World Bank: number of carbon pricing schemes has doubled since 2012

The World Bank said on Sunday that the number of carbon pricing mechanisms worldwide has almost doubled since 2012

  • 22 September 2015
  • William Brittlebank

The World Bank said on Sunday that the number of carbon pricing schemes worldwide has almost doubled since 2012 but the majority of schemes currently have prices that are too low to help them prevent catastrophic impacts of climate change.

Carbon pricing mechanisms including emissions trading schemes in California and China now cover about 12 per cent of global greenhouse gas emissions and are helping to generate significant momentum in the build up to the United Nations Climate Change Conference in Paris in December, according to the World Bank.
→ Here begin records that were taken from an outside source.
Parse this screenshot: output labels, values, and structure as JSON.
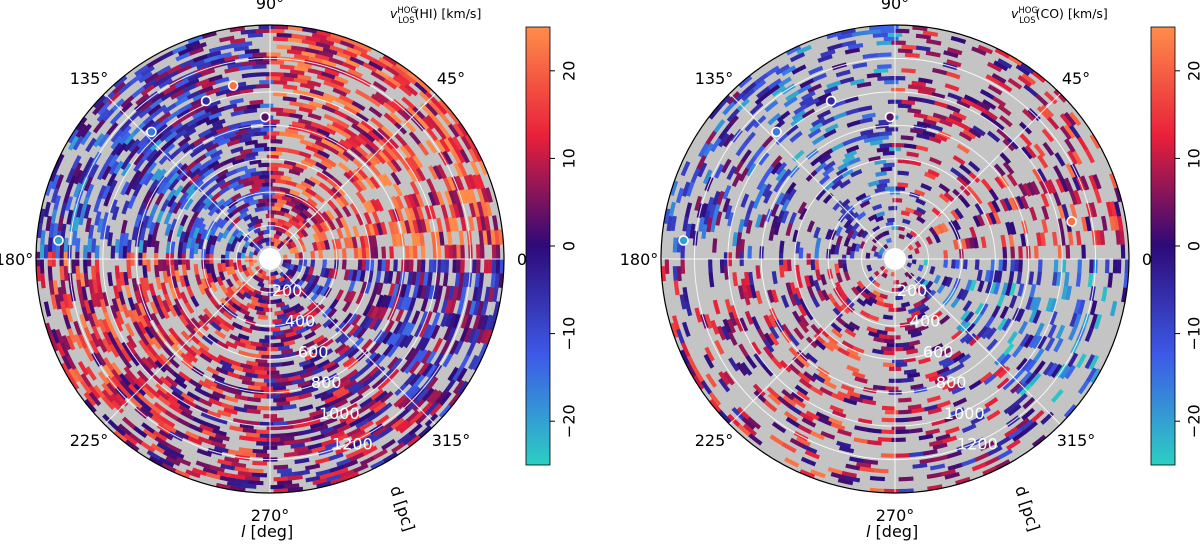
{
  "chart_data": [
    {
      "type": "heatmap",
      "projection": "polar",
      "title_prefix": "v",
      "title_sup": "HOG",
      "title_sub": "LOS",
      "title_suffix": "(HI) [km/s]",
      "xlabel_prefix": "l",
      "xlabel_suffix": " [deg]",
      "rlabel": "d [pc]",
      "theta_ticks": [
        0,
        45,
        90,
        135,
        180,
        225,
        270,
        315
      ],
      "theta_tick_labels": [
        "0°",
        "45°",
        "90°",
        "135°",
        "180°",
        "225°",
        "270°",
        "315°"
      ],
      "r_ticks": [
        200,
        400,
        600,
        800,
        1000,
        1200
      ],
      "r_tick_labels": [
        "200",
        "400",
        "600",
        "800",
        "1000",
        "1200"
      ],
      "rlim": [
        0,
        1400
      ],
      "clim": [
        -25,
        25
      ],
      "colorbar_ticks": [
        20,
        10,
        0,
        -10,
        -20
      ],
      "colorbar_tick_labels": [
        "20",
        "10",
        "0",
        "−10",
        "−20"
      ],
      "no_data_color": "#c4c4c4",
      "markers": [
        {
          "l": 102,
          "d": 1060,
          "v": 22
        },
        {
          "l": 133,
          "d": 1040,
          "v": -16
        },
        {
          "l": 112,
          "d": 1020,
          "v": -5
        },
        {
          "l": 92,
          "d": 850,
          "v": 3
        },
        {
          "l": 175,
          "d": 1270,
          "v": -20
        }
      ],
      "sample_regions": [
        {
          "l_from": 0,
          "l_to": 45,
          "trend": 16
        },
        {
          "l_from": 45,
          "l_to": 90,
          "trend": 14
        },
        {
          "l_from": 90,
          "l_to": 135,
          "trend": -3
        },
        {
          "l_from": 135,
          "l_to": 180,
          "trend": -8
        },
        {
          "l_from": 180,
          "l_to": 225,
          "trend": 12
        },
        {
          "l_from": 225,
          "l_to": 270,
          "trend": 8
        },
        {
          "l_from": 270,
          "l_to": 315,
          "trend": 4
        },
        {
          "l_from": 315,
          "l_to": 360,
          "trend": -2
        }
      ],
      "coverage": 0.62
    },
    {
      "type": "heatmap",
      "projection": "polar",
      "title_prefix": "v",
      "title_sup": "HOG",
      "title_sub": "LOS",
      "title_suffix": "(CO) [km/s]",
      "xlabel_prefix": "l",
      "xlabel_suffix": " [deg]",
      "rlabel": "d [pc]",
      "theta_ticks": [
        0,
        45,
        90,
        135,
        180,
        225,
        270,
        315
      ],
      "theta_tick_labels": [
        "0°",
        "45°",
        "90°",
        "135°",
        "180°",
        "225°",
        "270°",
        "315°"
      ],
      "r_ticks": [
        200,
        400,
        600,
        800,
        1000,
        1200
      ],
      "r_tick_labels": [
        "200",
        "400",
        "600",
        "800",
        "1000",
        "1200"
      ],
      "rlim": [
        0,
        1400
      ],
      "clim": [
        -25,
        25
      ],
      "colorbar_ticks": [
        20,
        10,
        0,
        -10,
        -20
      ],
      "colorbar_tick_labels": [
        "20",
        "10",
        "0",
        "−10",
        "−20"
      ],
      "no_data_color": "#c4c4c4",
      "markers": [
        {
          "l": 12,
          "d": 1080,
          "v": 22
        },
        {
          "l": 133,
          "d": 1040,
          "v": -16
        },
        {
          "l": 112,
          "d": 1020,
          "v": -5
        },
        {
          "l": 92,
          "d": 850,
          "v": 3
        },
        {
          "l": 175,
          "d": 1270,
          "v": -20
        }
      ],
      "sample_regions": [
        {
          "l_from": 0,
          "l_to": 45,
          "trend": 10
        },
        {
          "l_from": 45,
          "l_to": 90,
          "trend": 8
        },
        {
          "l_from": 90,
          "l_to": 135,
          "trend": -10
        },
        {
          "l_from": 135,
          "l_to": 180,
          "trend": -6
        },
        {
          "l_from": 180,
          "l_to": 225,
          "trend": 6
        },
        {
          "l_from": 225,
          "l_to": 270,
          "trend": 10
        },
        {
          "l_from": 270,
          "l_to": 315,
          "trend": 2
        },
        {
          "l_from": 315,
          "l_to": 360,
          "trend": -12
        }
      ],
      "coverage": 0.36
    }
  ]
}
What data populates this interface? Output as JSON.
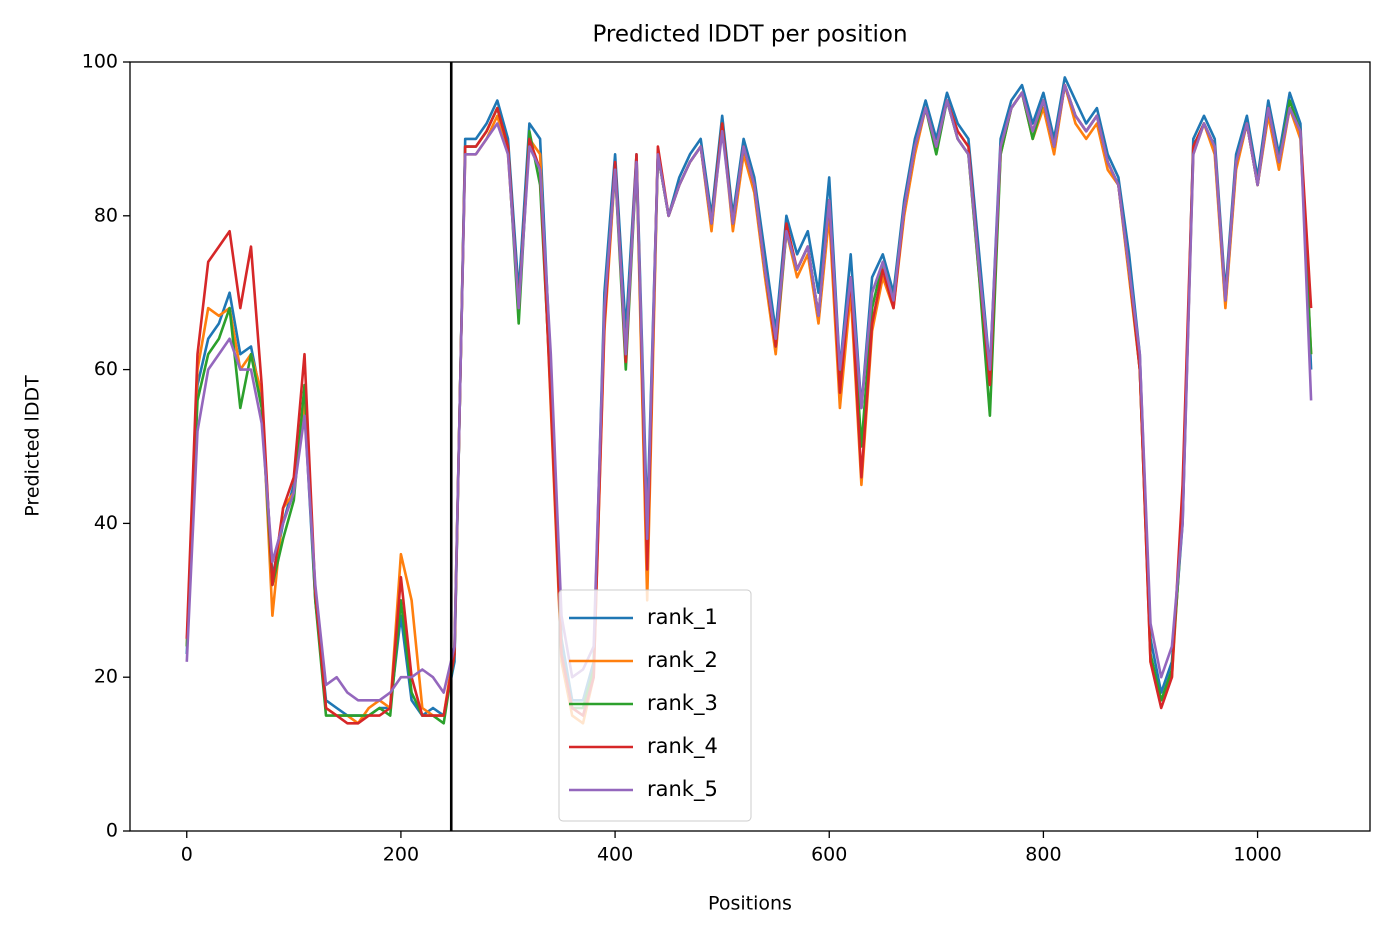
{
  "chart_data": {
    "type": "line",
    "title": "Predicted lDDT per position",
    "xlabel": "Positions",
    "ylabel": "Predicted lDDT",
    "x": [
      0,
      10,
      20,
      30,
      40,
      50,
      60,
      70,
      80,
      90,
      100,
      110,
      120,
      130,
      140,
      150,
      160,
      170,
      180,
      190,
      200,
      210,
      220,
      230,
      240,
      250,
      260,
      270,
      280,
      290,
      300,
      310,
      320,
      330,
      340,
      350,
      360,
      370,
      380,
      390,
      400,
      410,
      420,
      430,
      440,
      450,
      460,
      470,
      480,
      490,
      500,
      510,
      520,
      530,
      540,
      550,
      560,
      570,
      580,
      590,
      600,
      610,
      620,
      630,
      640,
      650,
      660,
      670,
      680,
      690,
      700,
      710,
      720,
      730,
      740,
      750,
      760,
      770,
      780,
      790,
      800,
      810,
      820,
      830,
      840,
      850,
      860,
      870,
      880,
      890,
      900,
      910,
      920,
      930,
      940,
      950,
      960,
      970,
      980,
      990,
      1000,
      1010,
      1020,
      1030,
      1040,
      1050
    ],
    "series": [
      {
        "name": "rank_1",
        "color": "#1f77b4",
        "values": [
          23,
          58,
          64,
          66,
          70,
          62,
          63,
          56,
          33,
          40,
          45,
          55,
          30,
          17,
          16,
          15,
          15,
          15,
          16,
          16,
          28,
          17,
          15,
          16,
          15,
          22,
          90,
          90,
          92,
          95,
          90,
          70,
          92,
          90,
          60,
          25,
          17,
          17,
          22,
          70,
          88,
          65,
          88,
          40,
          88,
          80,
          85,
          88,
          90,
          80,
          93,
          80,
          90,
          85,
          75,
          65,
          80,
          75,
          78,
          70,
          85,
          60,
          75,
          55,
          72,
          75,
          70,
          82,
          90,
          95,
          90,
          96,
          92,
          90,
          75,
          60,
          90,
          95,
          97,
          92,
          96,
          90,
          98,
          95,
          92,
          94,
          88,
          85,
          75,
          62,
          25,
          18,
          22,
          40,
          90,
          93,
          90,
          70,
          88,
          93,
          85,
          95,
          88,
          96,
          92,
          60
        ]
      },
      {
        "name": "rank_2",
        "color": "#ff7f0e",
        "values": [
          24,
          60,
          68,
          67,
          68,
          60,
          62,
          57,
          28,
          42,
          44,
          56,
          31,
          16,
          15,
          15,
          14,
          16,
          17,
          16,
          36,
          30,
          16,
          15,
          15,
          24,
          88,
          88,
          90,
          93,
          88,
          68,
          90,
          88,
          55,
          22,
          15,
          14,
          20,
          65,
          86,
          62,
          87,
          30,
          88,
          80,
          84,
          87,
          89,
          78,
          92,
          78,
          88,
          83,
          72,
          62,
          78,
          72,
          75,
          66,
          80,
          55,
          70,
          45,
          65,
          72,
          68,
          80,
          88,
          94,
          89,
          95,
          90,
          88,
          72,
          58,
          88,
          94,
          96,
          90,
          94,
          88,
          97,
          92,
          90,
          92,
          86,
          84,
          72,
          60,
          22,
          17,
          20,
          42,
          88,
          92,
          88,
          68,
          86,
          92,
          84,
          93,
          86,
          94,
          90,
          62
        ]
      },
      {
        "name": "rank_3",
        "color": "#2ca02c",
        "values": [
          24,
          56,
          62,
          64,
          68,
          55,
          62,
          55,
          32,
          38,
          43,
          58,
          30,
          15,
          15,
          15,
          15,
          15,
          16,
          15,
          30,
          18,
          15,
          15,
          14,
          23,
          89,
          89,
          91,
          94,
          89,
          66,
          91,
          84,
          57,
          23,
          16,
          16,
          21,
          68,
          86,
          60,
          87,
          36,
          88,
          80,
          84,
          87,
          89,
          79,
          92,
          79,
          89,
          84,
          73,
          63,
          78,
          73,
          76,
          67,
          82,
          58,
          72,
          50,
          68,
          74,
          69,
          81,
          89,
          94,
          88,
          95,
          90,
          88,
          72,
          54,
          88,
          94,
          96,
          90,
          95,
          89,
          97,
          93,
          91,
          93,
          87,
          84,
          73,
          60,
          23,
          17,
          21,
          41,
          89,
          92,
          89,
          69,
          87,
          92,
          84,
          94,
          87,
          95,
          91,
          62
        ]
      },
      {
        "name": "rank_4",
        "color": "#d62728",
        "values": [
          25,
          62,
          74,
          76,
          78,
          68,
          76,
          58,
          32,
          42,
          46,
          62,
          31,
          16,
          15,
          14,
          14,
          15,
          15,
          16,
          33,
          20,
          15,
          15,
          15,
          23,
          89,
          89,
          91,
          94,
          89,
          68,
          90,
          86,
          56,
          23,
          16,
          15,
          20,
          66,
          87,
          61,
          88,
          34,
          89,
          80,
          84,
          87,
          89,
          79,
          92,
          79,
          89,
          84,
          73,
          63,
          79,
          73,
          76,
          67,
          82,
          57,
          72,
          46,
          66,
          73,
          68,
          81,
          89,
          94,
          89,
          95,
          91,
          89,
          73,
          58,
          89,
          94,
          96,
          91,
          95,
          89,
          97,
          93,
          91,
          93,
          87,
          84,
          73,
          60,
          22,
          16,
          20,
          45,
          89,
          92,
          89,
          69,
          87,
          92,
          84,
          94,
          87,
          94,
          91,
          68
        ]
      },
      {
        "name": "rank_5",
        "color": "#9467bd",
        "values": [
          22,
          52,
          60,
          62,
          64,
          60,
          60,
          53,
          35,
          40,
          44,
          54,
          32,
          19,
          20,
          18,
          17,
          17,
          17,
          18,
          20,
          20,
          21,
          20,
          18,
          24,
          88,
          88,
          90,
          92,
          88,
          68,
          89,
          86,
          62,
          28,
          20,
          21,
          24,
          68,
          86,
          62,
          87,
          38,
          88,
          80,
          84,
          87,
          89,
          79,
          91,
          79,
          89,
          84,
          73,
          64,
          78,
          73,
          76,
          67,
          82,
          60,
          72,
          55,
          70,
          74,
          69,
          81,
          89,
          94,
          89,
          95,
          90,
          88,
          73,
          60,
          89,
          94,
          96,
          91,
          95,
          89,
          97,
          93,
          91,
          93,
          87,
          84,
          73,
          62,
          27,
          20,
          24,
          40,
          88,
          92,
          89,
          69,
          87,
          92,
          84,
          94,
          87,
          94,
          91,
          56
        ]
      }
    ],
    "vline": 247,
    "vline_color": "#000000",
    "xlim": [
      -53,
      1105
    ],
    "xticks": [
      0,
      200,
      400,
      600,
      800,
      1000
    ],
    "ylim": [
      0,
      100
    ],
    "yticks": [
      0,
      20,
      40,
      60,
      80,
      100
    ],
    "legend": "lower center"
  }
}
The number of new and planned carbon pricing mechanisms has risen to 38 from 20 since 2012, with South Korea opening its emissions trading scheme this year and Chile and South Africa planning to introduce a taxes carbon emissions.

Rachel Kyte, World Bank Group Vice President and Special Envoy for Climate Change, said: There is a growing sense of inevitability ... that there will be a price on carbon."

Carbon pricing is designed to move investments away from fossil fuels and towards renewable energy and the World Bank’s study found that prices ranged from less than a dollar a tonne of carbon dioxide in Mexico to $130 a tonne in Sweden.

The study found that worldwide carbon taxes and markets are too low to help prevent an average global temperature increase of 2°C above pre-industrial times that scientists say would cause catastrophic impacts of climate change.

The study estimates the combined value of global carbon pricing mechanisms at $50 billion a year, with $34 billion from markets and the remaining $16 billion from taxes.

In 2014 73 countries and more than 1,000 companies urged world leaders to introduce a price on carbon and Kyte said the group is a "powerful coalition" that will make an important announcement before the U.N. conference in Paris.